On Apr 9, 2007, at 4:28 AM, Carlos Friacas wrote:

> On Sun, 8 Apr 2007, Kevin Day wrote:
>> As everyone's aware, there's the issue of not enough eyeballs to  
>> justify content providers spending the time to deploy IPv6. End  
>> user ISPs won't do it until there's content.
> Or lack of IPv4 address blocks to be distributed by the RIRs...  
> that's the real driver for IPv6, imho.

My hope is that people will willingly start working with IPv6 before  
it's too late, rather than being forced into it by IPv4 exhaustion.  
There are benefits in IPv6 for everyone, and if I can show that it's  
not going to hurt content providers to start using it, maybe more will.

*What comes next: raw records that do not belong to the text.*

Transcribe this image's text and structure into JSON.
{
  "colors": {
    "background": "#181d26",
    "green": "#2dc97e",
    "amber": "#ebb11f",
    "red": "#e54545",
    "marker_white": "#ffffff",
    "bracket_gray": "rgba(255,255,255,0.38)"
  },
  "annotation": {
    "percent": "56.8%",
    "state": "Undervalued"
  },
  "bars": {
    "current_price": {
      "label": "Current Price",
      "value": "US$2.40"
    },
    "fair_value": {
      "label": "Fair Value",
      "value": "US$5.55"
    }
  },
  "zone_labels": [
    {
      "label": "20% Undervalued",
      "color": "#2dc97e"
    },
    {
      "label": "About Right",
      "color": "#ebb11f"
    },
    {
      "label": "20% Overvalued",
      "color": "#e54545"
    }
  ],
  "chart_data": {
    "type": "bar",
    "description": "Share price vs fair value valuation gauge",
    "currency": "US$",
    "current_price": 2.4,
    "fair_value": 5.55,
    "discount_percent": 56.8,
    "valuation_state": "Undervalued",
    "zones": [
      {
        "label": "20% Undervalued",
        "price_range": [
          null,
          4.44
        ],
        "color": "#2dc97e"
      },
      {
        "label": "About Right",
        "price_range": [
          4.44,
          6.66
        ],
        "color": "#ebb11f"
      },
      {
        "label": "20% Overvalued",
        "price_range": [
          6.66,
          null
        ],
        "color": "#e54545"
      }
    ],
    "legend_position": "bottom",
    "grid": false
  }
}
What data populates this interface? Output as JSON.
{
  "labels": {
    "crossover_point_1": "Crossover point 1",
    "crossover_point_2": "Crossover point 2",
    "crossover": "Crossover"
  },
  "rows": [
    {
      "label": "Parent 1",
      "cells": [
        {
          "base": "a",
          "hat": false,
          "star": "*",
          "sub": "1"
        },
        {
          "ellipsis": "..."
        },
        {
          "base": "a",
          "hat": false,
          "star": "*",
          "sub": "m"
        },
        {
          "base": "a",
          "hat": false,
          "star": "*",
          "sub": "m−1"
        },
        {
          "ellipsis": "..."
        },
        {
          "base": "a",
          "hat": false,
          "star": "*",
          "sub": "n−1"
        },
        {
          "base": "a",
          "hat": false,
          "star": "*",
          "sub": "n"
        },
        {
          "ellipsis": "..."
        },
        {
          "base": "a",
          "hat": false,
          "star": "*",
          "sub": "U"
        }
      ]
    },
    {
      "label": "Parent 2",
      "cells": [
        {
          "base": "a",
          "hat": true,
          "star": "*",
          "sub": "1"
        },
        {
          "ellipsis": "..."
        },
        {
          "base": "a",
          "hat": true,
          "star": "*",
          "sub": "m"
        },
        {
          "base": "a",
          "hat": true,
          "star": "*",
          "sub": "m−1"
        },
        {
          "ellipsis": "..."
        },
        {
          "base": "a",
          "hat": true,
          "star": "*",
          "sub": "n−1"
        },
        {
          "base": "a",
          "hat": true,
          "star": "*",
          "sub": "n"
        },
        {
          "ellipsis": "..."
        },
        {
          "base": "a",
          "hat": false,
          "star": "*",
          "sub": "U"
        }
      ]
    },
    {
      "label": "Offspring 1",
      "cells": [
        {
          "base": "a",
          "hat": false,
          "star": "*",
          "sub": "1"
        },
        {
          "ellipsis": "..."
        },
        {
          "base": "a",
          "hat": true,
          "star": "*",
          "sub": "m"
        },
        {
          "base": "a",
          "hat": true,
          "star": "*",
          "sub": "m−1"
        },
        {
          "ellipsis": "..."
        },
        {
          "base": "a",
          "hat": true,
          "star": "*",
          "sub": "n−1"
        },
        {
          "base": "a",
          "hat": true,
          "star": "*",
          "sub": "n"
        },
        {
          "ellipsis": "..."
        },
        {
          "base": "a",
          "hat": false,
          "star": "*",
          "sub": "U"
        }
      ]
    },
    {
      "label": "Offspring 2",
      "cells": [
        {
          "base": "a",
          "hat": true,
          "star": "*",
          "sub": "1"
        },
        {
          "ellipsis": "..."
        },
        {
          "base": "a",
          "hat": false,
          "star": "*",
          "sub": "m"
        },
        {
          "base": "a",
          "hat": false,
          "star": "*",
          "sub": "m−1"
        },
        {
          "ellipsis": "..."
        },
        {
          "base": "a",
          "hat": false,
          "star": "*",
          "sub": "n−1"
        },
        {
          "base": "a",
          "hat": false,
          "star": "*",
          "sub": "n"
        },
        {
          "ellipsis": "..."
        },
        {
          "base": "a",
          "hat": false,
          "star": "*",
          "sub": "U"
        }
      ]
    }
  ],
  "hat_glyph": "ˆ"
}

>> Many say that there are ways (tunnel brokers, teredo, etc) end  
>> users can get on IPv6, and the fact that they aren't using them  
>> means it's up to the content providers to step forward.
> My experience says this is a very ugly path... e.g. i've recently  
> seen a slide from Microsoft about Vista, and teredo is the last  
> resort option for IPv6-only p2p applications. ISATAP and 6TO4 show  
> up before Teredo...

I don't believe it's perfect either, but there are many who claim  
that it's easy for end users to do. So, by putting some very  
desirable content up on IPv6 only, and giving links to the current/ 
existing IPv6 HOWTO documents, lets see how many inexperienced users  
are able to do it? If they do have problems, what can we do to  
improve it?

I'm sure there are going to be some users stuck on IPv4 connectivity  
long after the rest of the world has moved to IPv6. Is it really that  
simple for a Vista user to access IPv6 only content? If not, why?

>> Either way, "lack of demand" is cited by many for the biggest  
>> reason why they aren't deploying IPv6. So, what if we put some  
>> desirable content up and made it available only on IPv6 and gave  
>> those who accessed via IPv4 detailed instructions on how to get on  
>> IPv6?
> I guess that isn't entirely an original idea... that's also trying  
> to push the need for IPv6 to the end-user field, when deploying  
> IPv6 should be mostly an ISP-driven task/requirement/issue...!

I agree, but I'm trying to respond to the notion that IPv6 is ready  
for the world to use, it's just a matter of content being put up on  
it to get the ball rolling. I honestly don't have an opinion either  
way on that statement, I'd prefer to find out. :)

>> How many are actually able to get on IPv6 if they want?
> Bad quality IPv6... everyone with minimum technical skills, imho.  
> It's just a matter of enabling the OS, and finding a tunnel broker.

I hope so, but I think you'd be surprised at how difficult it is for  
a non-technical user to even grasp the concepts. I'd rank "installing  
an alternative video codec" far easier than "set up an IPv6 tunnel  
broker connection", and we've all but given up trying to get our end  
users to do that.

On Apr 9, 2007, at 4:42 AM, Carlos Friacas wrote:
> Hi again,
> Now that i've followed the link...... imho, the type of content  
> involved can possibly generate:
> - (good) a great amount of data to be analized

It's about the only thing I can think of that will guarantee a large  
number of people trying desperately to access it, that isn't only  
going to cover a subset of the Internet population who probably  
already knows how to configure IPv6.

> - (bad) negative publicity for IPv6 by associating the next  
> generation internet protocol to that *type of content*

I think the internet as a whole already has that reputation, but I'm  
aware of the connotations behind this. :) The end user visible site  
will go through great pains to explain that there's more to IPv6 than  
that kind of content.

> It's a courageous experiment... hope there will be also the usual  
> way of preventing access to certain types of audiences.
> It also comes to mind that netnanny-type software can also become  
> IPv6-aware following this experiment ;-)))

I've already tested the "insert specific META tags in the page"  
method of announcing the type of content the page contains, and all  
the content filters I was able to test were fine with blocking it on  
IPv4 and IPv6. I will send a heads-up email to all the major content  
filtering companies to let them know about this experiment before it  
launches, so they can do their own testing if they choose to.